La indiferencia. En la Unión de Criadores piensan que nadie repara en su rocambolesco proceso electoral, iniciado hace meses y que va a terminar con lo que tenía que haber empezado: la reforma absoluta de unos estatutos carpetovetónicos y apolillados. Llegados a esta línea, algunos de sus dirigentes dejarán de leer este artículo (leen poco, pero no como defecto, sino que concursan entre ellos por esta virtud), pero a este medio no le compete la tasa de alfabetización. Sólo decirles que, más que a ellos, a este medio le duele la indiferencia que la Unión ha provocado en el periodismo, en la sociedad, en los profesionales. Le duele, por respeto.

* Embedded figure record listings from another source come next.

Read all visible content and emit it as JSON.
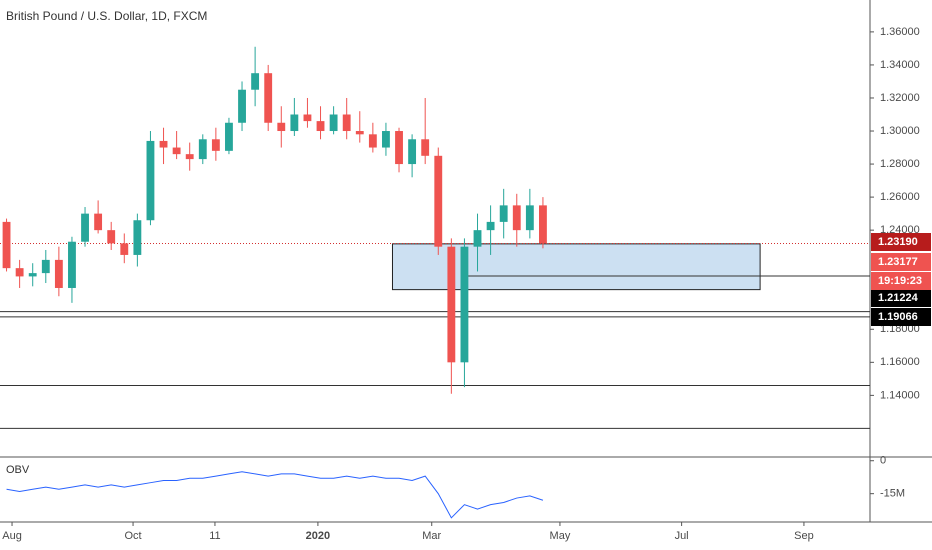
{
  "chart_data": {
    "type": "candlestick",
    "title": "British Pound / U.S. Dollar, 1D, FXCM",
    "x": [
      0,
      1,
      2,
      3,
      4,
      5,
      6,
      7,
      8,
      9,
      10,
      11,
      12,
      13,
      14,
      15,
      16,
      17,
      18,
      19,
      20,
      21,
      22,
      23,
      24,
      25,
      26,
      27,
      28,
      29,
      30,
      31,
      32,
      33,
      34,
      35,
      36,
      37,
      38,
      39,
      40,
      41
    ],
    "open": [
      1.245,
      1.217,
      1.212,
      1.214,
      1.222,
      1.205,
      1.233,
      1.25,
      1.24,
      1.232,
      1.225,
      1.246,
      1.294,
      1.29,
      1.286,
      1.283,
      1.295,
      1.288,
      1.305,
      1.325,
      1.335,
      1.305,
      1.3,
      1.31,
      1.306,
      1.3,
      1.31,
      1.3,
      1.298,
      1.29,
      1.3,
      1.28,
      1.295,
      1.285,
      1.23,
      1.16,
      1.23,
      1.24,
      1.245,
      1.255,
      1.24,
      1.255
    ],
    "high": [
      1.247,
      1.222,
      1.22,
      1.228,
      1.23,
      1.236,
      1.254,
      1.258,
      1.245,
      1.238,
      1.25,
      1.3,
      1.302,
      1.3,
      1.293,
      1.298,
      1.302,
      1.308,
      1.33,
      1.351,
      1.34,
      1.315,
      1.32,
      1.32,
      1.315,
      1.315,
      1.32,
      1.312,
      1.305,
      1.305,
      1.302,
      1.298,
      1.32,
      1.29,
      1.235,
      1.235,
      1.25,
      1.255,
      1.265,
      1.262,
      1.265,
      1.26
    ],
    "low": [
      1.215,
      1.205,
      1.206,
      1.208,
      1.2,
      1.196,
      1.23,
      1.238,
      1.228,
      1.22,
      1.218,
      1.243,
      1.28,
      1.283,
      1.276,
      1.28,
      1.282,
      1.286,
      1.3,
      1.315,
      1.3,
      1.29,
      1.297,
      1.302,
      1.295,
      1.298,
      1.295,
      1.293,
      1.287,
      1.285,
      1.275,
      1.272,
      1.28,
      1.225,
      1.141,
      1.145,
      1.215,
      1.225,
      1.235,
      1.23,
      1.235,
      1.229
    ],
    "close": [
      1.217,
      1.212,
      1.214,
      1.222,
      1.205,
      1.233,
      1.25,
      1.24,
      1.232,
      1.225,
      1.246,
      1.294,
      1.29,
      1.286,
      1.283,
      1.295,
      1.288,
      1.305,
      1.325,
      1.335,
      1.305,
      1.3,
      1.31,
      1.306,
      1.3,
      1.31,
      1.3,
      1.298,
      1.29,
      1.3,
      1.28,
      1.295,
      1.285,
      1.23,
      1.16,
      1.23,
      1.24,
      1.245,
      1.255,
      1.24,
      1.255,
      1.232
    ],
    "up_color": "#26a69a",
    "down_color": "#ef5350",
    "xlim": [
      -0.5,
      66
    ],
    "xticks": [
      {
        "value": 0.42,
        "label": "Aug"
      },
      {
        "value": 9.67,
        "label": "Oct"
      },
      {
        "value": 15.93,
        "label": "11"
      },
      {
        "value": 23.8,
        "label": "2020"
      },
      {
        "value": 32.5,
        "label": "Mar"
      },
      {
        "value": 42.3,
        "label": "May"
      },
      {
        "value": 51.6,
        "label": "Jul"
      },
      {
        "value": 60.95,
        "label": "Sep"
      }
    ],
    "ylim": [
      1.1027,
      1.3793
    ],
    "yticks": [
      {
        "value": 1.36,
        "label": "1.36000"
      },
      {
        "value": 1.34,
        "label": "1.34000"
      },
      {
        "value": 1.32,
        "label": "1.32000"
      },
      {
        "value": 1.3,
        "label": "1.30000"
      },
      {
        "value": 1.28,
        "label": "1.28000"
      },
      {
        "value": 1.26,
        "label": "1.26000"
      },
      {
        "value": 1.24,
        "label": "1.24000"
      },
      {
        "value": 1.18,
        "label": "1.18000"
      },
      {
        "value": 1.16,
        "label": "1.16000"
      },
      {
        "value": 1.14,
        "label": "1.14000"
      }
    ],
    "hlines": [
      {
        "value": 1.21224,
        "x0": 35
      },
      {
        "value": 1.19066,
        "x0": -0.5
      },
      {
        "value": 1.1875,
        "x0": -0.5
      },
      {
        "value": 1.146,
        "x0": -0.5
      },
      {
        "value": 1.12,
        "x0": -0.5
      }
    ],
    "last_price": 1.2319,
    "box": {
      "x": [
        29.5,
        57.6
      ],
      "y": [
        1.204,
        1.2317
      ],
      "color": "#bbd6ee"
    },
    "price_labels": [
      {
        "value": 1.2319,
        "label": "1.23190",
        "color": "#b71c1c"
      },
      {
        "value": 1.23177,
        "label": "1.23177",
        "color": "#ef5350"
      },
      {
        "value": 1.21224,
        "label": "1.21224",
        "color": "#000000"
      },
      {
        "value": 1.19066,
        "label": "1.19066",
        "color": "#000000"
      }
    ],
    "countdown": "19:19:23",
    "obv": {
      "title": "OBV",
      "color": "#2962ff",
      "values": [
        -13,
        -14,
        -13,
        -12,
        -13,
        -12,
        -11,
        -12,
        -11,
        -12,
        -11,
        -10,
        -9,
        -9,
        -8,
        -8,
        -7,
        -6,
        -5,
        -6,
        -7,
        -6,
        -6,
        -7,
        -8,
        -8,
        -7,
        -8,
        -7,
        -8,
        -8,
        -9,
        -7,
        -15,
        -26,
        -20,
        -22,
        -20,
        -19,
        -17,
        -16,
        -18
      ],
      "ylim": [
        -27.9,
        1.7
      ],
      "yticks": [
        0,
        {
          "value": -15,
          "label": "-15M"
        }
      ]
    }
  }
}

La UCTL debe respetarse a sí misma y eliminar este proceso arnichesco, consistente en la incapacidad de crear una lista acorde con los Estatutos, es decir, con candidatos que representen a todas las zonas ganaderas, con gentes de edad avanzada y sabios sin duda en campos no hábiles para el toro bravo (apenas lidian) empecinados en tener la presidencia, frente a un grupo muy activo en la producción, mercado y lidia, pero pusilánime y lento en decisiones. Con varios frentes abiertos y una clara pelea de bloqueos de candidaturas entre la mayoría de los ganaderos de Salamanca y otros de otras zonas. Esta historia, hace años, provocaría ríos de tinta en la prensa. Hoy da pereza.

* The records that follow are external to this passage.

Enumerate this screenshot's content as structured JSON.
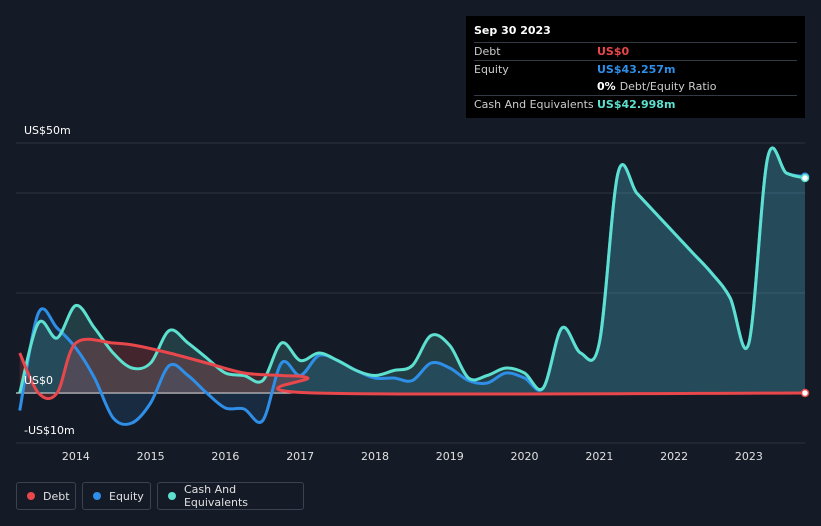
{
  "tooltip": {
    "date": "Sep 30 2023",
    "rows": [
      {
        "label": "Debt",
        "value": "US$0",
        "color": "#e8474c"
      },
      {
        "label": "Equity",
        "value": "US$43.257m",
        "color": "#2f8fe8"
      },
      {
        "label": "",
        "value": "0%",
        "sub": "Debt/Equity Ratio",
        "color": "#ffffff"
      },
      {
        "label": "Cash And Equivalents",
        "value": "US$42.998m",
        "color": "#5de0cf"
      }
    ]
  },
  "legend": [
    {
      "name": "Debt",
      "color": "#e8474c"
    },
    {
      "name": "Equity",
      "color": "#2f8fe8"
    },
    {
      "name": "Cash And Equivalents",
      "color": "#5de0cf"
    }
  ],
  "chart_data": {
    "type": "area",
    "ylim": [
      -10,
      50
    ],
    "xlim": [
      2013.2,
      2023.75
    ],
    "y_tick_labels": [
      {
        "value": 50,
        "label": "US$50m"
      },
      {
        "value": 0,
        "label": "US$0"
      },
      {
        "value": -10,
        "label": "-US$10m"
      }
    ],
    "x_ticks": [
      2014,
      2015,
      2016,
      2017,
      2018,
      2019,
      2020,
      2021,
      2022,
      2023
    ],
    "gridlines": [
      50,
      40,
      20,
      0
    ],
    "series": [
      {
        "name": "Debt",
        "color": "#e8474c",
        "points": [
          [
            2013.25,
            8
          ],
          [
            2013.5,
            0
          ],
          [
            2013.75,
            0
          ],
          [
            2014.0,
            10
          ],
          [
            2014.5,
            10
          ],
          [
            2014.8,
            9.5
          ],
          [
            2015.25,
            8
          ],
          [
            2015.75,
            6
          ],
          [
            2016.25,
            4
          ],
          [
            2016.75,
            3.5
          ],
          [
            2017.1,
            3
          ],
          [
            2017.2,
            0
          ],
          [
            2023.75,
            0
          ]
        ]
      },
      {
        "name": "Equity",
        "color": "#2f8fe8",
        "points": [
          [
            2013.25,
            -3.5
          ],
          [
            2013.5,
            16
          ],
          [
            2013.75,
            13
          ],
          [
            2014.0,
            9
          ],
          [
            2014.25,
            3
          ],
          [
            2014.5,
            -5
          ],
          [
            2014.75,
            -6
          ],
          [
            2015.0,
            -2
          ],
          [
            2015.25,
            5.5
          ],
          [
            2015.5,
            3.5
          ],
          [
            2015.75,
            0
          ],
          [
            2016.0,
            -3
          ],
          [
            2016.25,
            -3.2
          ],
          [
            2016.5,
            -5.5
          ],
          [
            2016.75,
            6
          ],
          [
            2017.0,
            3.5
          ],
          [
            2017.25,
            7.5
          ],
          [
            2017.5,
            6.5
          ],
          [
            2017.75,
            4.5
          ],
          [
            2018.0,
            3
          ],
          [
            2018.25,
            3
          ],
          [
            2018.5,
            2.5
          ],
          [
            2018.75,
            6
          ],
          [
            2019.0,
            5
          ],
          [
            2019.25,
            2.5
          ],
          [
            2019.5,
            2
          ],
          [
            2019.75,
            4
          ],
          [
            2020.0,
            3
          ],
          [
            2020.25,
            1
          ],
          [
            2020.5,
            13
          ],
          [
            2020.75,
            8
          ],
          [
            2021.0,
            10
          ],
          [
            2021.25,
            44
          ],
          [
            2021.5,
            40
          ],
          [
            2021.75,
            36
          ],
          [
            2022.0,
            32
          ],
          [
            2022.25,
            28
          ],
          [
            2022.5,
            24
          ],
          [
            2022.75,
            19
          ],
          [
            2023.0,
            10
          ],
          [
            2023.25,
            47
          ],
          [
            2023.5,
            44
          ],
          [
            2023.75,
            43.257
          ]
        ]
      },
      {
        "name": "Cash And Equivalents",
        "color": "#5de0cf",
        "points": [
          [
            2013.25,
            0
          ],
          [
            2013.5,
            14
          ],
          [
            2013.75,
            11
          ],
          [
            2014.0,
            17.5
          ],
          [
            2014.25,
            13
          ],
          [
            2014.5,
            8
          ],
          [
            2014.75,
            5
          ],
          [
            2015.0,
            6
          ],
          [
            2015.25,
            12.5
          ],
          [
            2015.5,
            10
          ],
          [
            2015.75,
            7
          ],
          [
            2016.0,
            4
          ],
          [
            2016.25,
            3.5
          ],
          [
            2016.5,
            2.5
          ],
          [
            2016.75,
            10
          ],
          [
            2017.0,
            6.5
          ],
          [
            2017.25,
            8
          ],
          [
            2017.5,
            6.5
          ],
          [
            2017.75,
            4.5
          ],
          [
            2018.0,
            3.5
          ],
          [
            2018.25,
            4.5
          ],
          [
            2018.5,
            5.5
          ],
          [
            2018.75,
            11.5
          ],
          [
            2019.0,
            9.5
          ],
          [
            2019.25,
            3
          ],
          [
            2019.5,
            3.5
          ],
          [
            2019.75,
            5
          ],
          [
            2020.0,
            4
          ],
          [
            2020.25,
            1
          ],
          [
            2020.5,
            13
          ],
          [
            2020.75,
            8
          ],
          [
            2021.0,
            10
          ],
          [
            2021.25,
            44
          ],
          [
            2021.5,
            40
          ],
          [
            2021.75,
            36
          ],
          [
            2022.0,
            32
          ],
          [
            2022.25,
            28
          ],
          [
            2022.5,
            24
          ],
          [
            2022.75,
            19
          ],
          [
            2023.0,
            10
          ],
          [
            2023.25,
            47
          ],
          [
            2023.5,
            44
          ],
          [
            2023.75,
            42.998
          ]
        ]
      }
    ]
  }
}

La Unión, tal y como está planteada actualmente, es un cajón de sastre al que le quedan diez minutos para juntar el determinativo y el nominativo: de “de sastre” a “desastre”. ¿Porqué? Porque el toreo y el mercado ha evolucionado tanto que sus asociados tienen intereses comunes (sanitarios, normativos, etc…) pero otros casi contrapuestos, pues hay un grupo que lidia mucho, que necesita gestiones actuales, ágiles y directas; y otro que lidia poco. Y los intereses del mercado son, legítimos y, además, los que marcan la pauta. Una ganadería es un símbolo y una realidad. Como símbolo recoge historia, genealogía, trayectoria… Como realidad, es una empresa. Y los intereses de las empresas activas en mercado y demanda nada o poco tienen que ver con las ganaderías cuyo activo actual es sólo el símbolo. 
En la próxima Asamblea del día 25 comienza el proceso de desbloqueo con, suponemos, reforma de Estatutos (un laberinto nada pasional). Pero la Unión necesita ya una gran reforma de fondo. Una reforma que la haga actual, ágil y eficaz en el siglo XXI. Capaz de introducir al ganadero en la sociedad alejando lo que aún se piensa de él, que es un señorito o un rico nuevo del ladrillo o de pelotazos, y por tanto, da igual lo que le suceda. Mejorar su lectura social y política, mejorar su imagen, y decidir qué intereses comunes lo son y cuáles no y zanjar enfrentamientos que nacen, precisamente, de una realidad incuestionable. Que algunos ganaderos han manejado bien su patrimonio como símbolo y su realidad. Otros no. Y que nadie crea que es o La Unión o nada. Cuvillo no está en la Unión. Y algunos de los que lidian se salen de ella y no sufrirían tanto duelo. Mejor un divorcio que una Unión indiferente.
La Unión de Criadores de Toros de Lidia se gestó en un contexto social, político y económico que varía mucho de la actualidad. Tampoco sus asociados se encuentran en la situación que estaban los miembros originales, y la Fiesta del siglo XXI tampoco es la Fiesta de entonces. La Unión, por tanto, debe reformarse profundamente para ser una entidad fuerte y encajar en este contexto.